As the number of connected vehicles increases and use cases evolve, the volume of data will continue to increase along with the need to minimize latency. Whilst data stored and processed centrally may be adequate for some use cases, it can be unreliable and slow for others. LTE can significantly accelerate the deployment of connected vehicle communications. LTE cells can provide “beyond the line of sight” visibility i.e. beyond the range of direct communication between vehicles of 300 – 500m. It can also satisfy the tight latency requirement of connected vehicle communications, below 100ms in some use cases. Messages could be distributed in real time over LTE, eliminating the need to build a countrywide Digital Short-Range Communications (DSRC) network. Cars can leverage their increasingly inbuilt LTE connectivity; in deployments where DSRC exists, LTE would be able complement it.
Mobile Edge Computing can be used to extend the connected car cloud into the highly distributed mobile base station environment, and enable data and applications to be housed close to the vehicles. This can reduce the round trip time of data and enable a layer of abstraction from both the core network and applications provided over the internet.
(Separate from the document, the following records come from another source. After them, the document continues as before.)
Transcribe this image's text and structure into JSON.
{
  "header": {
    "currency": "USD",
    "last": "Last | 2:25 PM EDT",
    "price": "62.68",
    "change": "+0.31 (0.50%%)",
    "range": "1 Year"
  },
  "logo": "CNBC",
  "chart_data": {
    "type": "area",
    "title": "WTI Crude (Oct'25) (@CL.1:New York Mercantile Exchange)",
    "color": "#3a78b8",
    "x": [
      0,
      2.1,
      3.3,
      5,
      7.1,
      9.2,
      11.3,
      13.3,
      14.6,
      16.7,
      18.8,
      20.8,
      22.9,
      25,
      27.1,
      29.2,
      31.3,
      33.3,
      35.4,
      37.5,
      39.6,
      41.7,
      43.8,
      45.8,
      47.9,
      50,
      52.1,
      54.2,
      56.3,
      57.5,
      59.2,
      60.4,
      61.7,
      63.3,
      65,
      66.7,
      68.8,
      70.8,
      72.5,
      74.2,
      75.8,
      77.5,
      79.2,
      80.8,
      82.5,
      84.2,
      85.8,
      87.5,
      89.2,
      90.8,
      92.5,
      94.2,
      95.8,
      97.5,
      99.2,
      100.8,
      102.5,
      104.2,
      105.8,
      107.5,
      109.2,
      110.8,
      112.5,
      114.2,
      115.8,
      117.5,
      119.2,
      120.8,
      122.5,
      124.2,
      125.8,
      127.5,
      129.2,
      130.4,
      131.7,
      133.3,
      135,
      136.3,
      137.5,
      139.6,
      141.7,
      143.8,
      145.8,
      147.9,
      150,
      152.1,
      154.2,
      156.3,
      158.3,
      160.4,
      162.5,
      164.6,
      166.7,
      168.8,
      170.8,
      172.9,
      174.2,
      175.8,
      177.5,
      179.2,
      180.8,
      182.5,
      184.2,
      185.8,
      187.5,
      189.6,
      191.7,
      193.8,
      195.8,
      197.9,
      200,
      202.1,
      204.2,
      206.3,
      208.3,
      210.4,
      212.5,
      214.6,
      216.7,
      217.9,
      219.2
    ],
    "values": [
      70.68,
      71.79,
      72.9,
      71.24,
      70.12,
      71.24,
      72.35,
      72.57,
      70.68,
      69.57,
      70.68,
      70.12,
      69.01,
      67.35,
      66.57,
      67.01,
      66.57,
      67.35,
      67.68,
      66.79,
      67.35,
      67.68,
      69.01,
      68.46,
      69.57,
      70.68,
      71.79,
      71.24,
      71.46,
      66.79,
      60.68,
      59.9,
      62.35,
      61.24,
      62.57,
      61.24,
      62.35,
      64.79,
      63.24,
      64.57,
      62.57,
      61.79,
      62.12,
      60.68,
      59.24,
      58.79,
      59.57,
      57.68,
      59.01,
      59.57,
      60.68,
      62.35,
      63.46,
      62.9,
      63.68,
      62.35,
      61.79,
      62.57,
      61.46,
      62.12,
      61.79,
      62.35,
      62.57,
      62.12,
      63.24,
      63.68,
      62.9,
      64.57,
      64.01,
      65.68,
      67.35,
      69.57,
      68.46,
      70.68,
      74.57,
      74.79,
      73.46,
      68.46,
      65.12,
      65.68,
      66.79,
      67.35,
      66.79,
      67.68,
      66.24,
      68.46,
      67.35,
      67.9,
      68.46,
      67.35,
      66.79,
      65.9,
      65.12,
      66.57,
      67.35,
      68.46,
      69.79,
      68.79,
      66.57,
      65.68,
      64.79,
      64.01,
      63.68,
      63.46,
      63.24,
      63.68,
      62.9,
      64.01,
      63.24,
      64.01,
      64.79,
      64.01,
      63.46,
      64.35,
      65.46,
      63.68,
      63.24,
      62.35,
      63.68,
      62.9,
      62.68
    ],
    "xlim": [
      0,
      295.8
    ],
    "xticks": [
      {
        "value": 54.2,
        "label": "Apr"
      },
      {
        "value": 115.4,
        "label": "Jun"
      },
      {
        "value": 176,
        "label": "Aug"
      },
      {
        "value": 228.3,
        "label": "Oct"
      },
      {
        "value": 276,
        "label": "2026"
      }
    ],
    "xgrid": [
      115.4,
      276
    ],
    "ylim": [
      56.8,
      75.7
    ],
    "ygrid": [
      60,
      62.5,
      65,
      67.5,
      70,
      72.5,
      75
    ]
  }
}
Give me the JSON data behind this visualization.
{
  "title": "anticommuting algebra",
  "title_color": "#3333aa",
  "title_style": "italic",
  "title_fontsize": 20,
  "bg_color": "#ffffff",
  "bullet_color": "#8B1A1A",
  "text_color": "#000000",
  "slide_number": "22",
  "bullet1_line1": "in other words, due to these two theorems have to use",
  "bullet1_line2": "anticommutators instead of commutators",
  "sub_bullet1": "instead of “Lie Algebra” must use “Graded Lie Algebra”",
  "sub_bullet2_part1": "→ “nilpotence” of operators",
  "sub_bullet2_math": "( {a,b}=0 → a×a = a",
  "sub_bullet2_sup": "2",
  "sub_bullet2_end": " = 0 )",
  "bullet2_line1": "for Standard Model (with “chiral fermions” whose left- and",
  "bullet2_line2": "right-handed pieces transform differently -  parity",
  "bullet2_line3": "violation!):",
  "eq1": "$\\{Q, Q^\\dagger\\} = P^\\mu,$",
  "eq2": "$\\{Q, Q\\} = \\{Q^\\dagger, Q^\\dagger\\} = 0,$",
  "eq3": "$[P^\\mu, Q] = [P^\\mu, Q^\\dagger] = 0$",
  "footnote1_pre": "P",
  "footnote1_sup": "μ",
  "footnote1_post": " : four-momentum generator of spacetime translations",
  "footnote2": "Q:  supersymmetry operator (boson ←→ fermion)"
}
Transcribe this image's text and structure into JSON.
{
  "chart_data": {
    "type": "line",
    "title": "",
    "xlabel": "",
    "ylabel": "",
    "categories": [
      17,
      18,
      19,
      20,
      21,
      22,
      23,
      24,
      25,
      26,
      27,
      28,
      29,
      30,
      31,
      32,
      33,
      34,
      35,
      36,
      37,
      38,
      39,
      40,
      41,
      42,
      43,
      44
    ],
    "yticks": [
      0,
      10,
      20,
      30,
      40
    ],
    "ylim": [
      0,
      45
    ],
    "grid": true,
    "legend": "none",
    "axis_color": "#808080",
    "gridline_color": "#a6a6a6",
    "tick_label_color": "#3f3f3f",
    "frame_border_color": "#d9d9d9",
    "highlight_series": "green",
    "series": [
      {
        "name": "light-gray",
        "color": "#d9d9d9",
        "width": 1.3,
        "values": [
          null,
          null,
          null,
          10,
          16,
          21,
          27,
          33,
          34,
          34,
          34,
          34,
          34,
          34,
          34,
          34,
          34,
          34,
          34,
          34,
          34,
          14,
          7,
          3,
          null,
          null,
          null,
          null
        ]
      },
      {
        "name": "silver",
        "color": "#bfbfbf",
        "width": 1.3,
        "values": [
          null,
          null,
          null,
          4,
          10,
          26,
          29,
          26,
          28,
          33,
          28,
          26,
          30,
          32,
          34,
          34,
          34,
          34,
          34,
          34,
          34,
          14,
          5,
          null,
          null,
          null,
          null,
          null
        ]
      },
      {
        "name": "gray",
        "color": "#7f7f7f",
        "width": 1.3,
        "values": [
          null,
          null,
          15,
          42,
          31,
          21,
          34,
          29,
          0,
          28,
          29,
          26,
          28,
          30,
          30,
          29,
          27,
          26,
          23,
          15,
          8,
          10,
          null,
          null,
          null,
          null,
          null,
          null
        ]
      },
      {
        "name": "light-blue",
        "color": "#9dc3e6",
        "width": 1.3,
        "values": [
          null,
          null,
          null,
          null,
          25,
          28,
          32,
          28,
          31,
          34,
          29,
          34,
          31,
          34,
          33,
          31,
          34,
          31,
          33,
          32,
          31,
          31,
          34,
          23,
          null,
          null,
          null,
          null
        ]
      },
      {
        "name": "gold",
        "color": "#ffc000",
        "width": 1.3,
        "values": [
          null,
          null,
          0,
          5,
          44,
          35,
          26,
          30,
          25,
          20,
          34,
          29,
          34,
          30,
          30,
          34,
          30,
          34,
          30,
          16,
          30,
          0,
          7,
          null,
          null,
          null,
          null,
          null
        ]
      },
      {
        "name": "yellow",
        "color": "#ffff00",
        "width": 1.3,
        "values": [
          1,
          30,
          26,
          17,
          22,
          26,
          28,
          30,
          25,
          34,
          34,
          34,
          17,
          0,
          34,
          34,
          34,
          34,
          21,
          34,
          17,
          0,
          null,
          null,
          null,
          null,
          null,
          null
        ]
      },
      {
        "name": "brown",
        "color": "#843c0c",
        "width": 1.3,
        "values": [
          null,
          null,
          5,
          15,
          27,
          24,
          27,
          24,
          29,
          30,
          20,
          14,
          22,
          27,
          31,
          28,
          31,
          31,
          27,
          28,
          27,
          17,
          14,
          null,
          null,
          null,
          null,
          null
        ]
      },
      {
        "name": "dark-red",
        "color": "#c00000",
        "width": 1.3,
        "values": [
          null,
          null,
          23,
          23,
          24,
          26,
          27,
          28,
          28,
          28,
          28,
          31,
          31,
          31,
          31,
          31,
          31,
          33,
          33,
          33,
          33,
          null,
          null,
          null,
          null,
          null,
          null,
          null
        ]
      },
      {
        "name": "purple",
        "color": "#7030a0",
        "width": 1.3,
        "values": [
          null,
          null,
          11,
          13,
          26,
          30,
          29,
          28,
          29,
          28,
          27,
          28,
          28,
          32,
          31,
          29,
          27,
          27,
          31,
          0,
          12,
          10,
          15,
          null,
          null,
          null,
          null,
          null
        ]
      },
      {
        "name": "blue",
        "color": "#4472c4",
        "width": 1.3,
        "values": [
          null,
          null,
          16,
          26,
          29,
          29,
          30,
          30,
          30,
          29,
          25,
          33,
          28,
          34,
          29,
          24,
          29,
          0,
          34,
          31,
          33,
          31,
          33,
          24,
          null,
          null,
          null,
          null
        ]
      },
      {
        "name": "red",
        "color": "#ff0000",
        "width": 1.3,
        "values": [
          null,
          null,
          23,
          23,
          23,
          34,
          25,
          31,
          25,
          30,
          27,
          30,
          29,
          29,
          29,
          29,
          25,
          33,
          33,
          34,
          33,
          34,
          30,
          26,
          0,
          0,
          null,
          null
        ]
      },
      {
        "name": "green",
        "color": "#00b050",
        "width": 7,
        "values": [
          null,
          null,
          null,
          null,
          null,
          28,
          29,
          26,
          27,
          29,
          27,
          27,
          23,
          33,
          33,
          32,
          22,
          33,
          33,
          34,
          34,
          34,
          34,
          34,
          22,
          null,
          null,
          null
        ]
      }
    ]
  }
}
MEC applications can run on MEC servers which are deployed at the LTE base station site to provide the roadside functionality. The MEC applications can receive local messages directly from the applications in the vehicles and the roadside sensors, analyse them and then propagate (with extremely low latency) hazard warnings and other latency-sensitive messages to other cars in the area (as depicted in Figure 5). This enables a nearby car to receive data in a matter of milliseconds, allowing the driver to immediately react.
The roadside MEC application will be able to inform adjacent Mobile Edge Computing servers about the event(s) and in so doing, enable these servers to propagate hazard warnings to cars that are close to the affected area.
The roadside application will be able to send local information to the applications at the connected car cloud for further centralized processing and reporting.